Penalising Kvyat was extremely harsh, but the severity of the penalty was, in my opinion, a bit of a joke in comparison to other incidents. Stroll into Grosjean in Bahrain (no penalty), Vettel taking Bottas out in France last year (five-ssecond time penalty) and Raikkonen taking Hamilton out at Silverstone, also in 2018 (10-second time penalty).
A drive-through is fairly unprecedented for such an accident and it effectively ended Kvyat’s race, adding 20 seconds so early on.
Vettel vs Verstappen
The fight between Vettel and Verstappen decided the final place on the podium. Whilst Ferrari had more pace than Red Bull, Verstappen undercut Leclerc in the pitstops and had one shot to try and pass Vettel as well on track, as Vettel emerged from the pits.
Coming from so far back Verstappen dived down the inside decisively, with just a small lock up as he approached the apex. Vettel saw it coming though and left the door open for Verstappen to go down the inside. It’s worth noting that Verstappen came from several car lengths back and was absolutely on the limit of braking.
Vettel, meanwhile, stayed wide, braked much earlier and prepared his exit.
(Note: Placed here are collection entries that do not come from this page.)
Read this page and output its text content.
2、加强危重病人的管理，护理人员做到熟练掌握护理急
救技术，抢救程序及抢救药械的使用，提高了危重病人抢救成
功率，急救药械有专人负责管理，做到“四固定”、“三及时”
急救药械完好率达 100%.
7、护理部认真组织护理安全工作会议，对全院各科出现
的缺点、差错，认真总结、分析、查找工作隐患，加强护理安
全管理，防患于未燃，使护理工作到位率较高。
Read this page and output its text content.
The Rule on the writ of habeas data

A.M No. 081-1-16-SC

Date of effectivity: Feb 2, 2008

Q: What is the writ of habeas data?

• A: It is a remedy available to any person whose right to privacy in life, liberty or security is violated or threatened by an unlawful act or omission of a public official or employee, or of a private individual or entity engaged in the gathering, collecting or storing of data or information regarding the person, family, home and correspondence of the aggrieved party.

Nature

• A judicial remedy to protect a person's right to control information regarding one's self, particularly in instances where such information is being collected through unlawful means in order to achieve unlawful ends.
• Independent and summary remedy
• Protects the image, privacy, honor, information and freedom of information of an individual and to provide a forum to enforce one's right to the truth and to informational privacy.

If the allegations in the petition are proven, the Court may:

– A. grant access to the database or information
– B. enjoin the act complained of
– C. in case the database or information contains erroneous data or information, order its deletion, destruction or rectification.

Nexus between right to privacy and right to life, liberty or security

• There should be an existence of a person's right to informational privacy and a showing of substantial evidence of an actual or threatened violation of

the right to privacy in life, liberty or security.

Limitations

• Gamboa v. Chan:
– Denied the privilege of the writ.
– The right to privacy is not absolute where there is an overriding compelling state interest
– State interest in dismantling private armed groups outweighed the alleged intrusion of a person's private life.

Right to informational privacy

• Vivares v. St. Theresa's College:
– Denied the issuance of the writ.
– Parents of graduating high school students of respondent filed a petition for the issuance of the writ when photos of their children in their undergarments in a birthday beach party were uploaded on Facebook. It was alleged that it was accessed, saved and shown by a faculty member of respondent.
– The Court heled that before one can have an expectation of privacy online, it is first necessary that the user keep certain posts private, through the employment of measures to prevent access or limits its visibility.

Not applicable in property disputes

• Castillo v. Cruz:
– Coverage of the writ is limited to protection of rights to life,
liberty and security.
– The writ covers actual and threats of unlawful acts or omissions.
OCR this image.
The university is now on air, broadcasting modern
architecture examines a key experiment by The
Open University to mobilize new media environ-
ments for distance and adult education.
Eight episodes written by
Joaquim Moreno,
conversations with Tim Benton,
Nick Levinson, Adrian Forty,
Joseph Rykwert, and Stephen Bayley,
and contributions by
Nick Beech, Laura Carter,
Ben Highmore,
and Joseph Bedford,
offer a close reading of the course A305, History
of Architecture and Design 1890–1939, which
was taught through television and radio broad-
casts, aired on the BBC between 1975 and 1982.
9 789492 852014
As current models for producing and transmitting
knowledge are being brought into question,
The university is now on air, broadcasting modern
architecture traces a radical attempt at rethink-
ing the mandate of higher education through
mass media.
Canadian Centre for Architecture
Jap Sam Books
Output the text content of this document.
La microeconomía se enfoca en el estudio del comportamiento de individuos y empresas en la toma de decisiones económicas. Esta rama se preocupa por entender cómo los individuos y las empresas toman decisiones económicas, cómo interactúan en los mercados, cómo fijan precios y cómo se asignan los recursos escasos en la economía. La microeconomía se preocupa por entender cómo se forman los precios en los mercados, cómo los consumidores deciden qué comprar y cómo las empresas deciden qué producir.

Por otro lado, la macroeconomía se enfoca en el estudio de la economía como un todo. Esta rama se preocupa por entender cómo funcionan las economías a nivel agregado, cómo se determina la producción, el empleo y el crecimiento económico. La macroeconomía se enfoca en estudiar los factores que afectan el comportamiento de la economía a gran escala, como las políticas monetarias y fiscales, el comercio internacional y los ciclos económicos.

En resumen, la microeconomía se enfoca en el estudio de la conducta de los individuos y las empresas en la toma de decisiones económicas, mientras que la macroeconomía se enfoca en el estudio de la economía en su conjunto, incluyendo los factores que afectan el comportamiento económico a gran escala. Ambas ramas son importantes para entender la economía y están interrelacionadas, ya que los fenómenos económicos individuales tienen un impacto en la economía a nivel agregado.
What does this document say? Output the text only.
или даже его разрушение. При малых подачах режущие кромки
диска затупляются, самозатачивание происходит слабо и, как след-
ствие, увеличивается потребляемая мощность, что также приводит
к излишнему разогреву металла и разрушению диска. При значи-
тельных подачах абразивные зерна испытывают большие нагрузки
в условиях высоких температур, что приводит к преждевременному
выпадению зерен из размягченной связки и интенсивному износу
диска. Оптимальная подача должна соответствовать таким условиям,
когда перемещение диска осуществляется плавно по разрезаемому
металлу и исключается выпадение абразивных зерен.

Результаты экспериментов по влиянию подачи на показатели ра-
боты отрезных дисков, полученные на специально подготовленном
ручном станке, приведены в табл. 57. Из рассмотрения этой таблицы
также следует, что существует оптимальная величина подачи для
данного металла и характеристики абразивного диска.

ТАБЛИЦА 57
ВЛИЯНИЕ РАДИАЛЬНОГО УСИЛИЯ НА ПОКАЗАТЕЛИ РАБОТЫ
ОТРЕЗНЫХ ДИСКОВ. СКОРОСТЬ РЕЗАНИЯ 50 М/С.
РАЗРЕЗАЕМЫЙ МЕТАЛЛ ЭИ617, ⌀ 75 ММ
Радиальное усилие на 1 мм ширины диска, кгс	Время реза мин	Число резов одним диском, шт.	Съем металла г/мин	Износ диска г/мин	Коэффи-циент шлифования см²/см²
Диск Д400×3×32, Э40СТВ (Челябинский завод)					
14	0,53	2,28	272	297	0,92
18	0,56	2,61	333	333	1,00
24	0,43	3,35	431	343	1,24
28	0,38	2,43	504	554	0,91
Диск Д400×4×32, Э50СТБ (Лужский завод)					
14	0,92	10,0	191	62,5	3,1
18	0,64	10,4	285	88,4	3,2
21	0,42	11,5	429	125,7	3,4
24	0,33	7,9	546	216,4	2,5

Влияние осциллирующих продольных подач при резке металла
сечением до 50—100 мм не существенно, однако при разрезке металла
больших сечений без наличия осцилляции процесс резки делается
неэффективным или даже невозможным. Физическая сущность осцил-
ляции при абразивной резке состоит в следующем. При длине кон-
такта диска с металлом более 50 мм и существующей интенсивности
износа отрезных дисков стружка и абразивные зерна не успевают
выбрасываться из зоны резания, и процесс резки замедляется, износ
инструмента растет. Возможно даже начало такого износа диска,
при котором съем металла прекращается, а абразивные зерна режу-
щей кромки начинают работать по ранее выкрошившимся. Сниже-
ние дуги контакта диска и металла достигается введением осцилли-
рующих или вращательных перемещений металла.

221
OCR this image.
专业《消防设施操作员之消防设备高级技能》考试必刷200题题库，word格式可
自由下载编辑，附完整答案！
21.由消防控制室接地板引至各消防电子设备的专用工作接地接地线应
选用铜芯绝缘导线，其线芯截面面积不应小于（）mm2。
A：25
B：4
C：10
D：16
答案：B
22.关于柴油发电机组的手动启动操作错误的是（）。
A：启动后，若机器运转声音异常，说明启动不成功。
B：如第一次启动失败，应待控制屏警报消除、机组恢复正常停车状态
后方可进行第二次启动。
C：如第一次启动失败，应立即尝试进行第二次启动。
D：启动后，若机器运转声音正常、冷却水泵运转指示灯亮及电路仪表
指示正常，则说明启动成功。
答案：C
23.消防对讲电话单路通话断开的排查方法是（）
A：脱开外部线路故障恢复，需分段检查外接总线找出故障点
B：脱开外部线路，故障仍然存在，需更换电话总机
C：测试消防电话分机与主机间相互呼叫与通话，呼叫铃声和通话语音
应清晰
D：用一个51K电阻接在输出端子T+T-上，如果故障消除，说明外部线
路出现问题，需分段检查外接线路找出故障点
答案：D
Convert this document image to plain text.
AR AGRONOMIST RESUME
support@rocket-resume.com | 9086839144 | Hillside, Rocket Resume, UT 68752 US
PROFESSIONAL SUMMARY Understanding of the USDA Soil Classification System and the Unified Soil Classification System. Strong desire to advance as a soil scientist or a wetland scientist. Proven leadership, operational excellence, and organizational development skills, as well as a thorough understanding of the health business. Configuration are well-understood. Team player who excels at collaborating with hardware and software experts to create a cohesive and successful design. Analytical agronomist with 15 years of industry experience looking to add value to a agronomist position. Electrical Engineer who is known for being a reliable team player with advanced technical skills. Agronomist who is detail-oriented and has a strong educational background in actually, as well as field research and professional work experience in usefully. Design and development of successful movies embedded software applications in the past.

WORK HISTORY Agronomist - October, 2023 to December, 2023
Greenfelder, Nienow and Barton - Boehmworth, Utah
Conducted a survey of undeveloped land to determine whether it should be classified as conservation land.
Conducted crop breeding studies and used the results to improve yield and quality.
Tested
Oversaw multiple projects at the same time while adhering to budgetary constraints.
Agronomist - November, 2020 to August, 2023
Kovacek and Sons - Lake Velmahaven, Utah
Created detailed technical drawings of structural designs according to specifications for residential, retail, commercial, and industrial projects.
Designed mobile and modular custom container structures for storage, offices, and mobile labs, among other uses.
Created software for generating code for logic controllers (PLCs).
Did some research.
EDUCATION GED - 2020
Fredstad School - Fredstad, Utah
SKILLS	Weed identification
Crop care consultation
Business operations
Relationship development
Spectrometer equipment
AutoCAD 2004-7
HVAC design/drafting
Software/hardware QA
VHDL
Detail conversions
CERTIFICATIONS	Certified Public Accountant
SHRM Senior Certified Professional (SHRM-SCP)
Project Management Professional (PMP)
He managed to turn his car significantly earlier than Verstappen, and therefore he could get on the power sooner.
On the exit he squeezed Verstappen onto the grass, which was a questionable move. He was right to the limit of the rules. Vettel was looking in his mirrors and appeared to know what he was doing. Ultimately I don’t think it made a difference to the outcome, and fair play to Verstappen for just getting on with it and not whinging on the radio, as we so often see.
This move echoed the battle the same drivers had into the same corner last year. On that occasion they made contact because Verstappen tried to get the move done off the brakes, into the corner. This year he was fully committed and didn’t give Vettel a choice into the corner. Ironically being more committed is actually, in my opinion, one of the reasons Verstappen is having less incidents than a year ago.